When you call my daughter bossy, you might be potentially silencing a young women
Guess who gets called bossy a lot? Five-year-old girls. In particular, my five-year-old girl. And the ones calling her bossy? Usually they’re adults.
Sure, she has specific ideas about how games should be played. She loves to be a leader. She likes to choose which characters everyone gets to be, or make up rules about how things should be done. But I’ve also noticed that boys exhibiting the same behaviour aren’t usually labelled as “bossy.”
Whether that’s because expectations of girls' and boys' behaviour are different, or because girls generally are more bossy, I don’t know.
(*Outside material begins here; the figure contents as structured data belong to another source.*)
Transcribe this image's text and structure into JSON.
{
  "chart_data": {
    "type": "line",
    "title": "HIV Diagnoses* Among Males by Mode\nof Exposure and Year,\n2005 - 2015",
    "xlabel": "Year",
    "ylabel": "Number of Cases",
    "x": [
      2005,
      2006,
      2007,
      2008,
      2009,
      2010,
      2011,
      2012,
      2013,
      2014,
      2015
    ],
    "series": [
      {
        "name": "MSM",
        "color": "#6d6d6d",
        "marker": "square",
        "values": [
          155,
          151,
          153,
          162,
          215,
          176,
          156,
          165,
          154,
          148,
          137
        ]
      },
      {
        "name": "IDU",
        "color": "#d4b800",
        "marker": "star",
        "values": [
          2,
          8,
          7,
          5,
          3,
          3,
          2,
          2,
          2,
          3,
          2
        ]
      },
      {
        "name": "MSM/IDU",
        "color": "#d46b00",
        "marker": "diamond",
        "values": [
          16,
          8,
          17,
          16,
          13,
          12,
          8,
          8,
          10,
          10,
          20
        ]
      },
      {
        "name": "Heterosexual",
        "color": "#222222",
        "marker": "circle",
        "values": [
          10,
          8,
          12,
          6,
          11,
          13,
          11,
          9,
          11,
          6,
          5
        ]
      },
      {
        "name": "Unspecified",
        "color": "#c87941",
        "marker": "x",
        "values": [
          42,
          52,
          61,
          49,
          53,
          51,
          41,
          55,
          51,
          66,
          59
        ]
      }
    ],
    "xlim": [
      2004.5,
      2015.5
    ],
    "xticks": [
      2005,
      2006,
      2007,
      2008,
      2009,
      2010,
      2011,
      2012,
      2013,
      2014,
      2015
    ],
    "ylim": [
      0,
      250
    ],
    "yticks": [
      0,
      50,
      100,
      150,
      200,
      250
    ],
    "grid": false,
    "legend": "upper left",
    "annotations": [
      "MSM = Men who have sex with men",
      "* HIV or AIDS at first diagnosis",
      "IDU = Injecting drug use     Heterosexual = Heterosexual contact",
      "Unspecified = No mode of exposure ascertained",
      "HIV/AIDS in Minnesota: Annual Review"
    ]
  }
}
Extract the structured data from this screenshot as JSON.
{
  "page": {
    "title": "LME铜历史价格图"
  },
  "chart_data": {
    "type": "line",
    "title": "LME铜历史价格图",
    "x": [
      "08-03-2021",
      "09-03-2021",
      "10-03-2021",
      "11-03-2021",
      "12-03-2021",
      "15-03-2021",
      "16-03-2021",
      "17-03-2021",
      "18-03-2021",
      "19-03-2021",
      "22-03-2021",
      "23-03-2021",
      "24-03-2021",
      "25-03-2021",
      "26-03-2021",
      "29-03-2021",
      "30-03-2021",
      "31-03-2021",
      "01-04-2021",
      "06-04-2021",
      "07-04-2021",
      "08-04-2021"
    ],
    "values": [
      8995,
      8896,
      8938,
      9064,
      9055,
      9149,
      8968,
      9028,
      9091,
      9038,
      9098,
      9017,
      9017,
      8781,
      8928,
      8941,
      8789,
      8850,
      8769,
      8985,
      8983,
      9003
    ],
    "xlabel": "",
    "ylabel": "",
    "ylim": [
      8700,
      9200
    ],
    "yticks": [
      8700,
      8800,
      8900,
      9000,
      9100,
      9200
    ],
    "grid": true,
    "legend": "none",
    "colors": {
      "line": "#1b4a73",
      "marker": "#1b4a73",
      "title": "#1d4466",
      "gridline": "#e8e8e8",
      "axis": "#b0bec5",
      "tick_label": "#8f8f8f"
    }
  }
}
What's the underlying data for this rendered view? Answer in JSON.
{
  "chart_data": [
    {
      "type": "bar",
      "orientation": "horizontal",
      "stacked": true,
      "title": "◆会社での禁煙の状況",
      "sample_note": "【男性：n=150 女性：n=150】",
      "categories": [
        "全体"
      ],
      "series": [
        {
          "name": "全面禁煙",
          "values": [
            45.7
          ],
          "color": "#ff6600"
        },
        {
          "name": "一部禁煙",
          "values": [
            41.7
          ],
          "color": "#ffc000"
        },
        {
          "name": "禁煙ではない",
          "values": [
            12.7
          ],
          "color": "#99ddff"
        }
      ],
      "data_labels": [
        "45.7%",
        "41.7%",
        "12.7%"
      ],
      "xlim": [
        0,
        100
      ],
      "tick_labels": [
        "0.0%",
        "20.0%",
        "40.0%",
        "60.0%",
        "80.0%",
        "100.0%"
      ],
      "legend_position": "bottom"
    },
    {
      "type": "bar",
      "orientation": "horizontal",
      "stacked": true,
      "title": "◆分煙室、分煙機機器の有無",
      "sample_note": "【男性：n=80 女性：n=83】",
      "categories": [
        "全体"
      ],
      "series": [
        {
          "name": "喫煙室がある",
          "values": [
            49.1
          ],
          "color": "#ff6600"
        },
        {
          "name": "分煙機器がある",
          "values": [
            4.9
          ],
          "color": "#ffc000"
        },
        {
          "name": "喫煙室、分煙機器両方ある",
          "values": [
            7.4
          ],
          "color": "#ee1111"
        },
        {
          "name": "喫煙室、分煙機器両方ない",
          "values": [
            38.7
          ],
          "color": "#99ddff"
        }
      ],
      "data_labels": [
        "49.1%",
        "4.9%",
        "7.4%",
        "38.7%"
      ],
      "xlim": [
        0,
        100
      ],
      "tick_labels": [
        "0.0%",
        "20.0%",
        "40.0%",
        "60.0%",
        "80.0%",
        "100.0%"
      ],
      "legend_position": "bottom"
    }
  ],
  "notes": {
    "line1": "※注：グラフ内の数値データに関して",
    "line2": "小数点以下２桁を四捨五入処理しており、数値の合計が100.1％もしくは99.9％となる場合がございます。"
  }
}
I do know I’m sick of it.
I'm sick of how the word bossy is often thrown around, synonymous with other words that refer to someone having a commanding presence, like leader, loud or opinionated. I guess you could say my problem stems from the incorrect use of the word.
Girls who take on a leadership role are often told that they are being “bossy” and the negative connotations of the term suggest that bossy behaviour is bad. This negative association may lead to the conclusion that if a young girl wants to be liked, they should be less bossy. This teaches girls to be a little quieter and to back away from leadership roles out of fear of not fitting in.
And since a five-year-old isn't known for tactfulness, this impossible expectation can set them up for the confusing choice between being considered bossy or a pushover.
My approach: appreciate the leadership qualities that so many girls and women show without making them feel badly about it.